Ending a relationship can be a very difficult thing to do for a lot of couples; however, some relationships can be further complicated by the manner in which the breakup occurs. It is important to react in haste, by abruptly ending a relationship following a heated argument. Make sure you have thought through your decision to end the relationship and you are doing so for personal reasons not as a result of the opinions of others. Do not use the threat of leaving as a tool to get your own way in an argument, obtain unfair leverage, or as a means to control your partner.
Most partners will want to end their relationship or marriage as smoothly as possible, even if both partners appear to be falling out of love with each other or are no longer in love. Unfortunately, ending a relationship when the love has gone may not be as easy as you might think. Some partners may realize they no longer are in love but cling to each other out of familiarity, necessity, or feeling of obligation. That being said, the longer it takes to end a relationship that no longer contains love and warmth the more damage it causes to partners dignity, self-image, and self-esteem.

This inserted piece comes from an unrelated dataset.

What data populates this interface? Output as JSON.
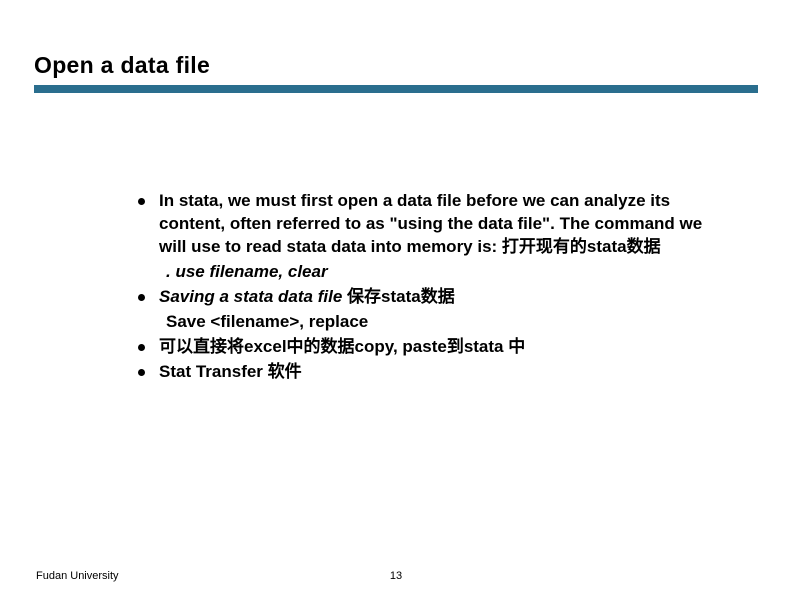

This has long-term consequences for both mental and emotional adjustment and well-being. The longer it takes to end a relationship that no longer has a future the longer it will take for partners to move on.
Although, the breakdown of a relationship typically occurs over time do not assume your partner will be expecting it or in agreement with your decision to end the relationship. Some partners may struggle with struggle with the perceived loss of time (feeling like they may have spent unnecessary time in the relationship when they could have been spending the time elsewhere), loss of opportunity (they could have been dating or meeting someone else), financial loss (harboring negative feelings they have invested financially in the relationship or marriage, e.g., purchasing a shared home, vehicle, etc.), social loss (losing friends or family as they focused more on their romantic relationship), etc.
Some reasons why a breakup become increasingly complicated and messy include; not being clear about your reasons for wanting to end the relationship, delaying or failing to have a conversation about the state of your relationship, unexpectedly being told the relationship is over, failing to give your partner sufficient opportunity to talk about his or feelings pertaining to the relationship, a sudden inexplicable change in a partner’s attitude, unexpected disappearance, starting an affair, deliberately making your partners life miserable so he or she will end the relationship rather than ending the relationship honestly, using the children, etc.
The Worst Ways to End a Relationship Include:
- Texting you desire to breakup
- Writing a partner a letter or a note ending the relationship
- Leaving a breakup voicemail
- Pulling a disappearing act
- Refusing to talk to your partner or answer questions
- Having someone else break the news of the breakup to your partner
- Do not post your desire to end the relationship on social media
- Do back out of ending the relationship out of fear of having the conversation
- Engage in blaming behavior
There is no right or wrong way to end a relationship, but some strategies prove more effective than others. Taking your partner by surprise, for instance, seems particularly harsh, mean, and uncaring. However, endlessly ruminating with each other about where you see your relationship headed only prolongs the agony. Your ambivalence about ending things can lead you to waver back and forth, putting you and your partner in limbo.